As workplace flexibility transforms from a nice-to-have for some employees to a crucial benefit for most, women continue to value it more. This is likely because they still carry out a disproportionate amount of childcare and household work. Indeed, 38 percent of mothers with young children say that without workplace flexibility, they would have had to leave their company or reduce their work hours.

But it’s not just women or mothers who benefit: hybrid and remote work are delivering important benefits to most employees. Most women and men point to better work–life balance as a primary benefit of hybrid and remote work, and a majority cite less fatigue and burnout (Exhibit 5). And research shows that good work–life balance and low burnout are key to organizational success. Moreover, 83 percent of employees cite the ability to work more efficiently and productively as a primary benefit of working remotely.
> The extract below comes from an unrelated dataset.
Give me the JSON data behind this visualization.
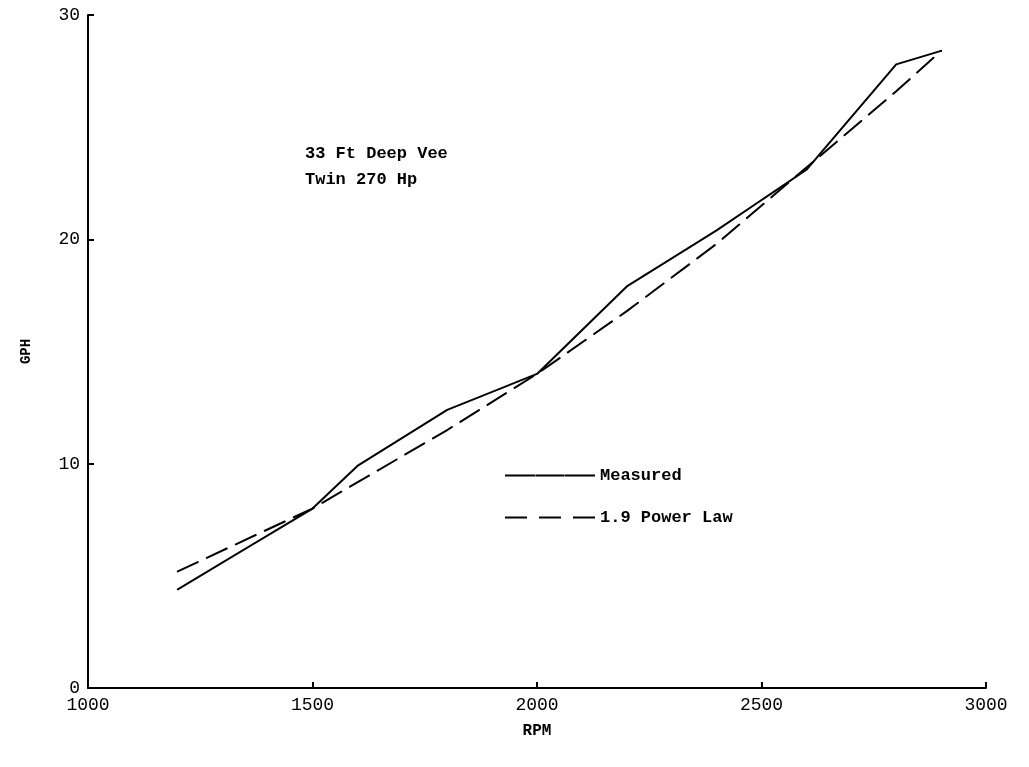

However, it’s worth noting companies see this differently: only half of HR leaders say employee productivity is a primary benefit of working remotely.

Exhibit 5


For women, hybrid or remote work is about a lot more than flexibility. When women work remotely, they face fewer microaggressions and have higher levels of psychological safety.

Employees who work on-site also see tangible benefits. A majority point to an easier time collaborating and a stronger personal connection to coworkers as the biggest benefits of working on-site—two factors central to employee well-being and effectiveness. However, the culture of on-site work may be falling short. While 77 percent of companies believe a strong organizational culture is a key benefit of on-site work, most employees disagree: only 39 percent of men and 34 percent of women who work on-site say a key benefit is feeling more connected to their organization’s culture.

Not to mention that men benefit disproportionately from on-site work: compared with women who work on-site, men are seven to nine percentage points more likely to be “in the know,” receive the mentorship and sponsorships they need, and have their accomplishments noticed and rewarded.

A majority of organizations have started to formalize their return-to-office policies, motivated by the perceived benefits of on-site work (Exhibit 6). As they do so, they will need to work to ensure everyone can equally reap the benefits of on-site work.